As sensitive, precious rock bands go, Track Star is a cut above the usual collection of mopey boys with degrees from the Woe-Is-Me Finishing School. Matthew Troy and Wyatt Cusick, who share guitar and vocal duties, write catchy songs that seldom delve into the fey pretentiousness that afflicts so many of their brethren; the duo’s acidulous wit and bitter detachment suggest tough souls within their sensitive exteriors.

Troy and Cusick began making music with a drum machine in San Francisco in 1990, officially launching Track Star three years later with a live drummer. Early recordings (by which time Todd Sullivan had replaced the first human drummer) ranged from poor to promising, but Sometimes, What’s the Difference? is a great leap forward and the raw template on which they would base their next two records. The Sebadoh-meets-Wedding Present series of songs revisits the archetypal ’90s rock soft-to-loud dynamic with a typically self-deprecating bent best exemplified by “Bad Time” (“She will always cry at the drop of a hat / And I wonder why I’m the only guy who ever dropped a hat”). Bitter wit lifts the EP from the dumps and allows Cusick to get away with crooning “Sometimes I think about my funeral / And whoooooo’s gonna be there” (“The View From Space”) over jangling guitars that tend to turn sludgy and loud. The EP has its share of inconsequential B-side candidates, but the trio generally nails a tried-and-true formula, and adds something of its own.

Any album that begins with the couplet “I’ve got three ideas in my head / One’s to choke on fumes ’till I’m dead” is hellbent on being dour (and neither of the other ideas is particularly uplifting, either), but Communicaiton Breaks is leavened with enough humor, rage, sly barbs and nods to the third Velvet Underground record to offset the boo-hoo-hoo-ing over broken relationships.
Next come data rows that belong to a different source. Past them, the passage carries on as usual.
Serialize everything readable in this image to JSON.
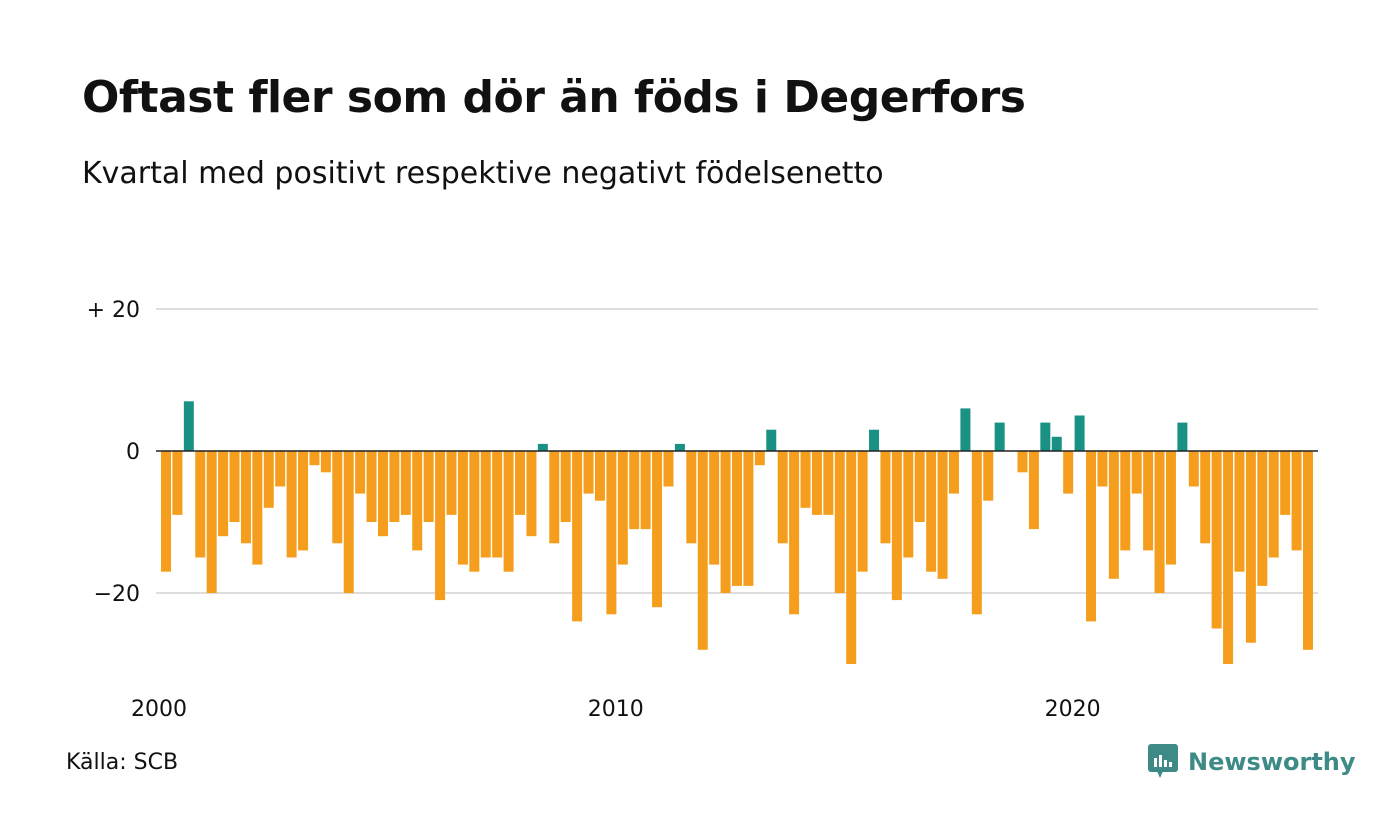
{
  "title": "Oftast fler som dör än föds i Degerfors",
  "subtitle": "Kvartal med positivt respektive negativt födelsenetto",
  "source": "Källa: SCB",
  "logo_text": "Newsworthy",
  "colors": {
    "positive": "#1a9185",
    "negative": "#f59e1d",
    "grid": "#dddddd",
    "zero_line": "#222222",
    "logo": "#3d8a86"
  },
  "chart_data": {
    "type": "bar",
    "ylim": [
      -30,
      25
    ],
    "yticks": [
      {
        "value": 20,
        "label": "+ 20"
      },
      {
        "value": 0,
        "label": "0"
      },
      {
        "value": -20,
        "label": "−20"
      }
    ],
    "xticks": [
      {
        "index": 0,
        "label": "2000"
      },
      {
        "index": 40,
        "label": "2010"
      },
      {
        "index": 80,
        "label": "2020"
      }
    ],
    "grid": true,
    "legend": "none",
    "first_period": "2000 Q1",
    "period": "quarter",
    "values": [
      -17,
      -9,
      7,
      -15,
      -20,
      -12,
      -10,
      -13,
      -16,
      -8,
      -5,
      -15,
      -14,
      -2,
      -3,
      -13,
      -20,
      -6,
      -10,
      -12,
      -10,
      -9,
      -14,
      -10,
      -21,
      -9,
      -16,
      -17,
      -15,
      -15,
      -17,
      -9,
      -12,
      1,
      -13,
      -10,
      -24,
      -6,
      -7,
      -23,
      -16,
      -11,
      -11,
      -22,
      -5,
      1,
      -13,
      -28,
      -16,
      -20,
      -19,
      -19,
      -2,
      3,
      -13,
      -23,
      -8,
      -9,
      -9,
      -20,
      -30,
      -17,
      3,
      -13,
      -21,
      -15,
      -10,
      -17,
      -18,
      -6,
      6,
      -23,
      -7,
      4,
      0,
      -3,
      -11,
      4,
      2,
      -6,
      5,
      -24,
      -5,
      -18,
      -14,
      -6,
      -14,
      -20,
      -16,
      4,
      -5,
      -13,
      -25,
      -30,
      -17,
      -27,
      -19,
      -15,
      -9,
      -14,
      -28
    ]
  }
}
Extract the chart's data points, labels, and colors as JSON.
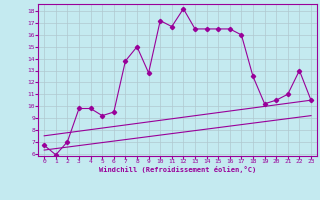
{
  "title": "",
  "xlabel": "Windchill (Refroidissement éolien,°C)",
  "background_color": "#c4eaf0",
  "line_color": "#990099",
  "grid_color": "#b0c8d0",
  "ylim": [
    5.8,
    18.6
  ],
  "xlim": [
    -0.5,
    23.5
  ],
  "yticks": [
    6,
    7,
    8,
    9,
    10,
    11,
    12,
    13,
    14,
    15,
    16,
    17,
    18
  ],
  "xticks": [
    0,
    1,
    2,
    3,
    4,
    5,
    6,
    7,
    8,
    9,
    10,
    11,
    12,
    13,
    14,
    15,
    16,
    17,
    18,
    19,
    20,
    21,
    22,
    23
  ],
  "main_x": [
    0,
    1,
    2,
    3,
    4,
    5,
    6,
    7,
    8,
    9,
    10,
    11,
    12,
    13,
    14,
    15,
    16,
    17,
    18,
    19,
    20,
    21,
    22,
    23
  ],
  "main_y": [
    6.7,
    5.9,
    7.0,
    9.8,
    9.8,
    9.2,
    9.5,
    13.8,
    15.0,
    12.8,
    17.2,
    16.7,
    18.2,
    16.5,
    16.5,
    16.5,
    16.5,
    16.0,
    12.5,
    10.2,
    10.5,
    11.0,
    13.0,
    10.5
  ],
  "line1_x": [
    0,
    23
  ],
  "line1_y": [
    7.5,
    10.5
  ],
  "line2_x": [
    0,
    23
  ],
  "line2_y": [
    6.3,
    9.2
  ]
}
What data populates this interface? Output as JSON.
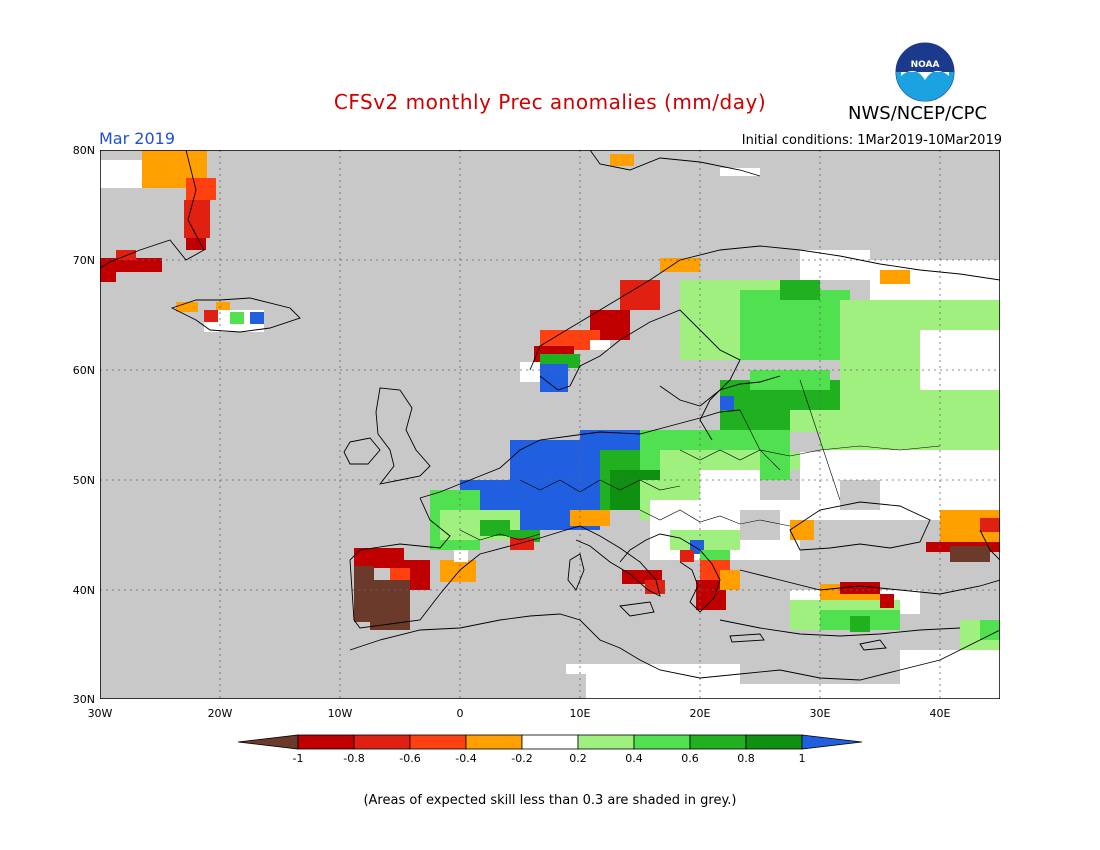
{
  "header": {
    "title": "CFSv2 monthly Prec anomalies (mm/day)",
    "org": "NWS/NCEP/CPC",
    "month": "Mar 2019",
    "initial_conditions": "Initial conditions: 1Mar2019-10Mar2019",
    "logo_text": "NOAA"
  },
  "map": {
    "lat_labels": [
      "80N",
      "70N",
      "60N",
      "50N",
      "40N",
      "30N"
    ],
    "lat_values": [
      80,
      70,
      60,
      50,
      40,
      30
    ],
    "lon_labels": [
      "30W",
      "20W",
      "10W",
      "0",
      "10E",
      "20E",
      "30E",
      "40E"
    ],
    "lon_values": [
      -30,
      -20,
      -10,
      0,
      10,
      20,
      30,
      40
    ],
    "extent": {
      "lon": [
        -30,
        45
      ],
      "lat": [
        30,
        80
      ]
    },
    "grey_meaning": "low skill"
  },
  "colorbar": {
    "labels": [
      "-1",
      "-0.8",
      "-0.6",
      "-0.4",
      "-0.2",
      "0.2",
      "0.4",
      "0.6",
      "0.8",
      "1"
    ],
    "colors": [
      "#6b3a2a",
      "#c00000",
      "#e02010",
      "#ff4010",
      "#ffa000",
      "#ffffff",
      "#a0f080",
      "#50e050",
      "#20b020",
      "#109010",
      "#2060e0"
    ]
  },
  "footnote": "(Areas of expected skill less than 0.3 are shaded in grey.)"
}
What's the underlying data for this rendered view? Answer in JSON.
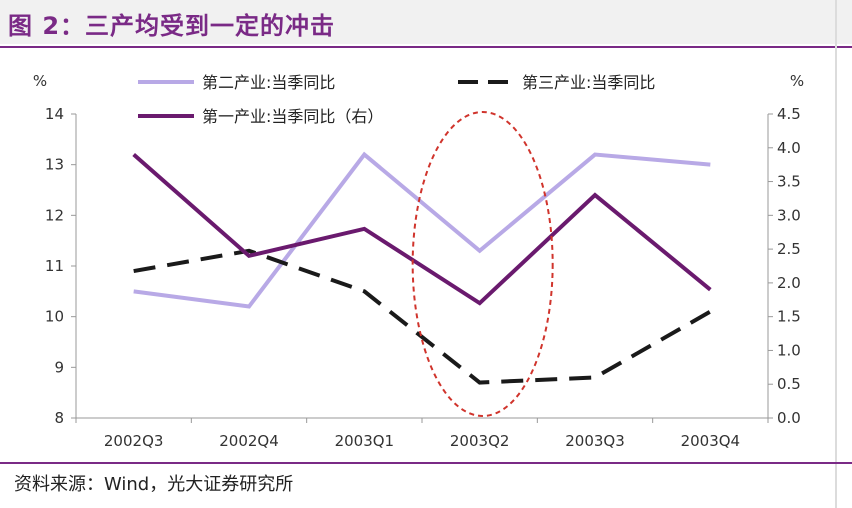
{
  "header": {
    "title": "图 2：三产均受到一定的冲击"
  },
  "footer": {
    "source": "资料来源：Wind，光大证券研究所"
  },
  "chart_data": {
    "type": "line",
    "categories": [
      "2002Q3",
      "2002Q4",
      "2003Q1",
      "2003Q2",
      "2003Q3",
      "2003Q4"
    ],
    "y_left": {
      "label": "%",
      "ylim": [
        8,
        14
      ],
      "ticks": [
        8,
        9,
        10,
        11,
        12,
        13,
        14
      ]
    },
    "y_right": {
      "label": "%",
      "ylim": [
        0,
        4.5
      ],
      "ticks": [
        "0.0",
        "0.5",
        "1.0",
        "1.5",
        "2.0",
        "2.5",
        "3.0",
        "3.5",
        "4.0",
        "4.5"
      ]
    },
    "grid": false,
    "legend": "top",
    "series": [
      {
        "name": "第二产业:当季同比",
        "axis": "left",
        "color": "#b8a9e6",
        "style": "solid",
        "values": [
          10.5,
          10.2,
          13.2,
          11.3,
          13.2,
          13.0
        ]
      },
      {
        "name": "第三产业:当季同比",
        "axis": "left",
        "color": "#1a1a1a",
        "style": "dashed",
        "values": [
          10.9,
          11.3,
          10.5,
          8.7,
          8.8,
          10.1
        ]
      },
      {
        "name": "第一产业:当季同比（右）",
        "axis": "right",
        "color": "#6a1a6e",
        "style": "solid",
        "values": [
          3.9,
          2.4,
          2.8,
          1.7,
          3.3,
          1.9
        ]
      }
    ],
    "annotation": {
      "type": "ellipse",
      "category": "2003Q2",
      "color": "#d0342c"
    }
  }
}
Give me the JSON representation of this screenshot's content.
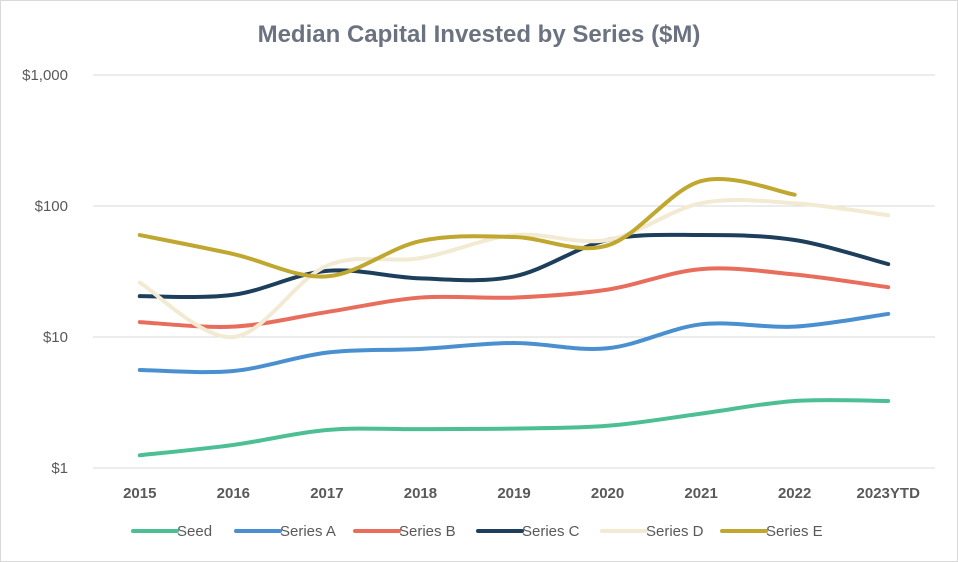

Most songs begin with a gentle melody (Track Star is sad) and burn slowly until the guitars are so loud Cusick has to scream to be heard (Track Star is also angry!). Emotional turmoil is tiring, so the lackadaisical lads take occasional breathers with whispery ballads (“One Hundred Degrees,” “Dead Today”), conserving energy to put down the poseur stealing their girls in “The Big Fuck You” (“It must be nice to feel so tortured / When the chicks all eat it up”). At once familiar-sounding and refreshing, the record is marred only by the half hour of feedback and a two-chord riff at the end of the last song, the otherwise pleasant “West Coast Weather.”

While not releasing another album for five years, Track Star toured with the Shins, Modest Mouse and Imperial Teen. Cusick made two albums with Aislers Set, an album with Doug Shepherd and cut Track Star demos with Troy and a drum machine. The pair ultimately scrapped those recordings and made Lion Destroyed the Whole World with drummer Brian Girgus (Lowercase). It has a mellowed, more mature sound that never feels rushed despite fitting 11 songs into 30 minutes. Cusick and Troy, sharing bass duties for the first time, coo and whisper their way through slow, pretty numbers like “Feet First” with a slightly more optimistic outlook (“I know to expect the worst / So when it falls apart, I’m gonna land on my feet first”). The pop bashers (“The One We Play,” “Pretty Close to Nothing”) are similarly excellent.

Track Star last performed in January 2005; Cusick has since done shows with Still Flyin’, a 15-member reggae supergroup of San Francisco indie rock poobahs.